Meetings with Bernie Ecclestone, Max Mosley and Simtek boss Nick Wirth followed that evening, with no pressure put on Brabham to race, but he felt he owed it to his fallen team-mate and friend.
“It was very difficult to know what to do because your brain all of a sudden is fried with emotion, it is in a state of shock,” he says.
“There was no pressure to race from anybody, and Max, Bernie and Nick sat me down and said, ‘The decision to race is entirely up to you’, and I didn’t know what to do.
“Half of me said, ‘no’ and the other half said ‘yes’. I thought about it and decided to do the warm-up and then I would make a decision. I couldn’t make it then as I was too emotional.
“We went quite well considering where we would normally be, and I don’t know if they put half tanks of fuel in, but we were in the midfield.
“But the reason I decided to race was not because I wanted to, but because the team had a slight lift of the very dark black cloud. I sensed the change and thought, ‘I’ve got to do this, I’ve got to keep this thing going’.
“I thought about what Roland would have said as well, ‘What are you doing? You are a racer?’ but I needed to be reassured that the team understood what the problem was, how they’d fixed it and that the same thing wouldn’t happen to me.
“Nick was jumping all over the front wing, and said, ‘Trust me, David, it is fixed’.
“I had to have that sense of faith in the team because if I had said, ‘I’m sorry guys, I don’t believe you’, walked out and said ‘I’m not driving’, they would have accepted it, but it would have been another hit for the guys, so I had to have a leap of faith for the race.”
In the grand prix, Brabham had a good fight for position with Eric Barnard in a Ligier, before a steering column failure, just before the section of track where Barrichello had crashed, ended his weekend.
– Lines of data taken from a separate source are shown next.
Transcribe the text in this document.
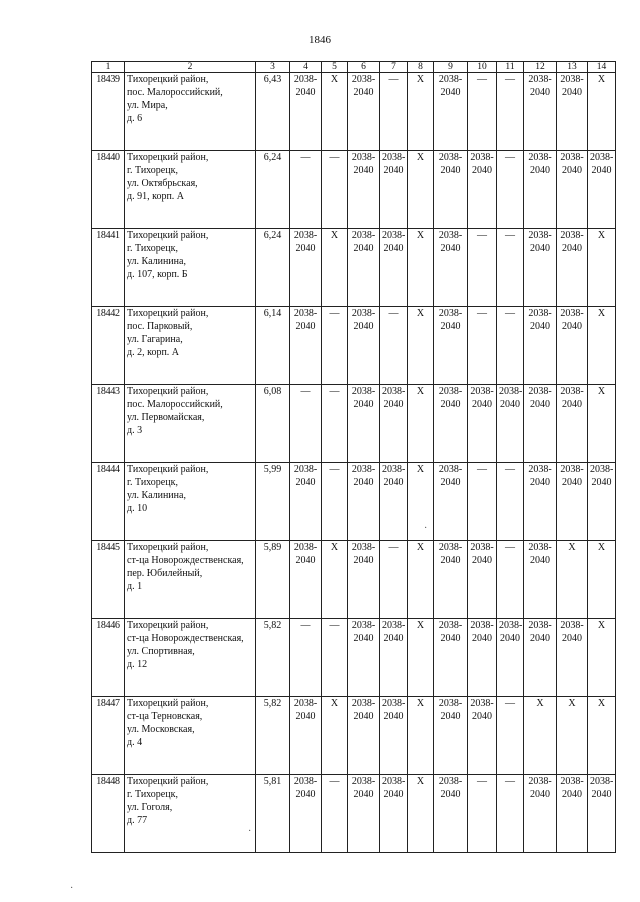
1846
1	2	3	4	5	6	7	8	9	10	11	12	13	14
18439	Тихорецкий район,
пос. Малороссийский,
ул. Мира,
д. 6	6,43	2038-
2040	X	2038-
2040	—	X	2038-
2040	—	—	2038-
2040	2038-
2040	X
18440	Тихорецкий район,
г. Тихорецк,
ул. Октябрьская,
д. 91, корп. А	6,24	—	—	2038-
2040	2038-
2040	X	2038-
2040	2038-
2040	—	2038-
2040	2038-
2040	2038-
2040
18441	Тихорецкий район,
г. Тихорецк,
ул. Калинина,
д. 107, корп. Б	6,24	2038-
2040	X	2038-
2040	2038-
2040	X	2038-
2040	—	—	2038-
2040	2038-
2040	X
18442	Тихорецкий район,
пос. Парковый,
ул. Гагарина,
д. 2, корп. А	6,14	2038-
2040	—	2038-
2040	—	X	2038-
2040	—	—	2038-
2040	2038-
2040	X
18443	Тихорецкий район,
пос. Малороссийский,
ул. Первомайская,
д. 3	6,08	—	—	2038-
2040	2038-
2040	X	2038-
2040	2038-
2040	2038-
2040	2038-
2040	2038-
2040	X
18444	Тихорецкий район,
г. Тихорецк,
ул. Калинина,
д. 10	5,99	2038-
2040	—	2038-
2040	2038-
2040	X	2038-
2040	—	—	2038-
2040	2038-
2040	2038-
2040
18445	Тихорецкий район,
ст-ца Новорождественская,
пер. Юбилейный,
д. 1	5,89	2038-
2040	X	2038-
2040	—	X	2038-
2040	2038-
2040	—	2038-
2040	X	X
18446	Тихорецкий район,
ст-ца Новорождественская,
ул. Спортивная,
д. 12	5,82	—	—	2038-
2040	2038-
2040	X	2038-
2040	2038-
2040	2038-
2040	2038-
2040	2038-
2040	X
18447	Тихорецкий район,
ст-ца Терновская,
ул. Московская,
д. 4	5,82	2038-
2040	X	2038-
2040	2038-
2040	X	2038-
2040	2038-
2040	—	X	X	X
18448	Тихорецкий район,
г. Тихорецк,
ул. Гоголя,
д. 77	5,81	2038-
2040	—	2038-
2040	2038-
2040	X	2038-
2040	—	—	2038-
2040	2038-
2040	2038-
2040
·
·
·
Williams’ Damon Hill was the other driver to lose his team-mate during that tragic weekend, but as Brabham recalls, the two did not discuss their experiences before the next race in Monaco.
The Australian, however, believes the loss of Senna helped Simtek in deflecting attention away.
“When you ask that question, it’s like, ‘Yeah, why didn’t we do that?’,” he says of talking with Hill.
“We had a very similar circumstance, but also very different. We lost one of the biggest legends of the sport and there was a lot to deal with.
“But what happened was that all the focus was on Roland leading up to when Senna died, and then all of a sudden, the focus went off Simtek, off David Brabham, and it turned and shifted to them.
“For us as a small team, it probably helped because if it hadn’t happened, everyone would have kept talking about Roland, but all of a sudden, the pressure shifted to Williams.”
So, does Brabham believe that his team-mate is forgotten?
“Roland is under the shadow, and that will never change,” he reflects.
“He tags along with Senna, which is maybe not a bad thing because it does keep people talking about Roland, although that’s 10 per cent of the time, compared to 90 per cent of the time around Senna, but he still gets mentioned.
“It is difficult to know the rights and wrongs of that, but it is what it is.
“He is under the shadow, and Formula 1 fans didn’t really get to see Roland – they probably didn’t know too much about Roland Ratzenberger until he died.”